Siegwart, R., Nourbakhsh, I.R. & Scaramuzza, D. (2004). Autonomous mobile robots. MIT Press.
Thrun, S., Wolfram B. & Dieter F. (2005). Probabilistic robotics. MIT Press.
Mondada, F. & Mordechai B. (2018) Elements of Robotics. Springer
Siciliano, B. & Khatib, O. (2016) Springer handbook of robotics. Springer.
Mesbahi, M. & Egerstedt, M. (2010) Graph theoretic methods in multiagent networks. Princeton University Press.

Assessment

  • Two practical exercises (marked on a scale of 0-100), each composing 30% of mark
  • One course project.
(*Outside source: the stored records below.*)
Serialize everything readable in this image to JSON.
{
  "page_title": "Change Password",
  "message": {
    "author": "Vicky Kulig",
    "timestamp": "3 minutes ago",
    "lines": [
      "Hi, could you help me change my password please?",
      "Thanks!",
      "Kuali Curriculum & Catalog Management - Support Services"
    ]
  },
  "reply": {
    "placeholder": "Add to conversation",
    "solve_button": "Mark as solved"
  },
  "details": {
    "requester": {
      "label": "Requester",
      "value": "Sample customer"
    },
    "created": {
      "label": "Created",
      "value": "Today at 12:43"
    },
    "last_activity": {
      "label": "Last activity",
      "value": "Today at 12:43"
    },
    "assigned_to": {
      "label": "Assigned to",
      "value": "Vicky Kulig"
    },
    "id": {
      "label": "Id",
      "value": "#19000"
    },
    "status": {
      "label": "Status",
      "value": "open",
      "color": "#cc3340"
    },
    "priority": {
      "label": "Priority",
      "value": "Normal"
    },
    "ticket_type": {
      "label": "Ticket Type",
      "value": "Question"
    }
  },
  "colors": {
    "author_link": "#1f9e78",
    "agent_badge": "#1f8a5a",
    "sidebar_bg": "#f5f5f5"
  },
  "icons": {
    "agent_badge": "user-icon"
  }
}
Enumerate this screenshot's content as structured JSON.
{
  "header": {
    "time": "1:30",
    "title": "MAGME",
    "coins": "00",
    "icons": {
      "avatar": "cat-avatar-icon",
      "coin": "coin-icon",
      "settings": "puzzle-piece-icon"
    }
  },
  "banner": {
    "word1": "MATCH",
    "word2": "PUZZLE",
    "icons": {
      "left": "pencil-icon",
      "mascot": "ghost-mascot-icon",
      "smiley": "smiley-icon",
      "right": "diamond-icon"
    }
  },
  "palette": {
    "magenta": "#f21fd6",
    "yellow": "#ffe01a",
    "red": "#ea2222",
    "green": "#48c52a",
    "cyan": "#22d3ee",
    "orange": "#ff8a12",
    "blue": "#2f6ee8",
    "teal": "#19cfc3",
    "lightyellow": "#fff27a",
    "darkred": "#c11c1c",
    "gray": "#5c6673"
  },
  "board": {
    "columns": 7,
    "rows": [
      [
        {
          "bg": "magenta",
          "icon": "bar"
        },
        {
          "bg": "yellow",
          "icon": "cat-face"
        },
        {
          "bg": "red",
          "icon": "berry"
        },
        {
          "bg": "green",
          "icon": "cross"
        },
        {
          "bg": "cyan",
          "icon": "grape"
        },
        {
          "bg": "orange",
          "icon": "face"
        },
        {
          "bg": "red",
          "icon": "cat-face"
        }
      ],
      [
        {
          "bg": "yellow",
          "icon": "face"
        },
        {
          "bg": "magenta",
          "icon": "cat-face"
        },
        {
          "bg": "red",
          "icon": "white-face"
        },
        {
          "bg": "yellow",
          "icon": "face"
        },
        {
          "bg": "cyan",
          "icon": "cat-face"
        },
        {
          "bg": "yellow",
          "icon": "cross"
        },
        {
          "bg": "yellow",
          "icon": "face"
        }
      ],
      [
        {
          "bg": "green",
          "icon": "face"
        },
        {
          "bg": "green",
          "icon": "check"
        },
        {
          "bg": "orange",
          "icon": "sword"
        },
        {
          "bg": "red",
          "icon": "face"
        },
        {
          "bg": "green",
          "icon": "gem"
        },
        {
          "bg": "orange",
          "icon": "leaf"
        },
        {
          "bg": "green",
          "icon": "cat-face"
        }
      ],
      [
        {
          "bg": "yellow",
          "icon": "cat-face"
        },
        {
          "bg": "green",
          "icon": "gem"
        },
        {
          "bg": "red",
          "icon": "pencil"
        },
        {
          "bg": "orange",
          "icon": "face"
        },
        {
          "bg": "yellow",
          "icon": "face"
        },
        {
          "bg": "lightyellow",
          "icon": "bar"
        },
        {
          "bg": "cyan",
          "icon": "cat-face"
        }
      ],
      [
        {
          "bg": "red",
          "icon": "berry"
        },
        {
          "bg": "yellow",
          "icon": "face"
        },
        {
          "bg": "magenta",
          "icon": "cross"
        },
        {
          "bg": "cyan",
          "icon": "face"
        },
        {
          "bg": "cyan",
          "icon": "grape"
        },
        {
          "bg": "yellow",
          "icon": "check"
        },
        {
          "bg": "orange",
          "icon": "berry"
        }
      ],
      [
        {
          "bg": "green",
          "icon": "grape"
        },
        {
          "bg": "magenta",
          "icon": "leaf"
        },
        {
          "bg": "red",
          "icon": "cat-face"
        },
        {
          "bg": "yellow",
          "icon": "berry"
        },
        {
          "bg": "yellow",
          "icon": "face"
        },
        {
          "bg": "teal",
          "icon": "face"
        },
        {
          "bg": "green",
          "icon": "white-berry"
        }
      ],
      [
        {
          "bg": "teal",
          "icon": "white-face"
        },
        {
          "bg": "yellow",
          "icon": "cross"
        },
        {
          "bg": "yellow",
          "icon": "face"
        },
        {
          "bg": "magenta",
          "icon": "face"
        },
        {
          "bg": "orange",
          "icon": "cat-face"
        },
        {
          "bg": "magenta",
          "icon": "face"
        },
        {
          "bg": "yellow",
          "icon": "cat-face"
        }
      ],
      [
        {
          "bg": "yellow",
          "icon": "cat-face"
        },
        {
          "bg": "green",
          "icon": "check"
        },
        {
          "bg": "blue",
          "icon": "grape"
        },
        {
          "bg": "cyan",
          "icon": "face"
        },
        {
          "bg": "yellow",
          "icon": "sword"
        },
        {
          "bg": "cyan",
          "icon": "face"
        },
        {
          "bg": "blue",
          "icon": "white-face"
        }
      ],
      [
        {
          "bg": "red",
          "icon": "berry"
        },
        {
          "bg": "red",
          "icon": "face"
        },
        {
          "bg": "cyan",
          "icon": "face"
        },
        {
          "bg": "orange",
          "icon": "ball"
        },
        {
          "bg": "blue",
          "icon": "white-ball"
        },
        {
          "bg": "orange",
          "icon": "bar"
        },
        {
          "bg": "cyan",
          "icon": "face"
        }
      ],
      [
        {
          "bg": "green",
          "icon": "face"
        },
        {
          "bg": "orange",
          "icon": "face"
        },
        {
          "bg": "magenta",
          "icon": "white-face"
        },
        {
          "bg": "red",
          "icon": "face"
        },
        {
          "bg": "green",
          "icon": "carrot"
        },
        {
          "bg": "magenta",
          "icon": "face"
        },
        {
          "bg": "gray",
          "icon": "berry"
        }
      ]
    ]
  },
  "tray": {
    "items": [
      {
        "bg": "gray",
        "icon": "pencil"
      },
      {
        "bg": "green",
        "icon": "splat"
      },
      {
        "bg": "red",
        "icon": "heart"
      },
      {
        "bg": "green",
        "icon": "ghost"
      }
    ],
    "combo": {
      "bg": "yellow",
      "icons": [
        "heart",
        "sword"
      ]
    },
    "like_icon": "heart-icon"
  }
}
The hand-in will include a 6-page double-column report (conference-formatted).
  • The project will compose 40% of the mark and will be evaluated on a scale of 0-100. It be handed in as group-work.

This course is borrowed from Part II of the Computer Science Tripos. As such, assessment will be adjusted to an appropriate level for those enrolled for Part III of the Tripos or the M.Phil in Advanced Computer Science. Further information about assessment and practicals will follow at the first lecture.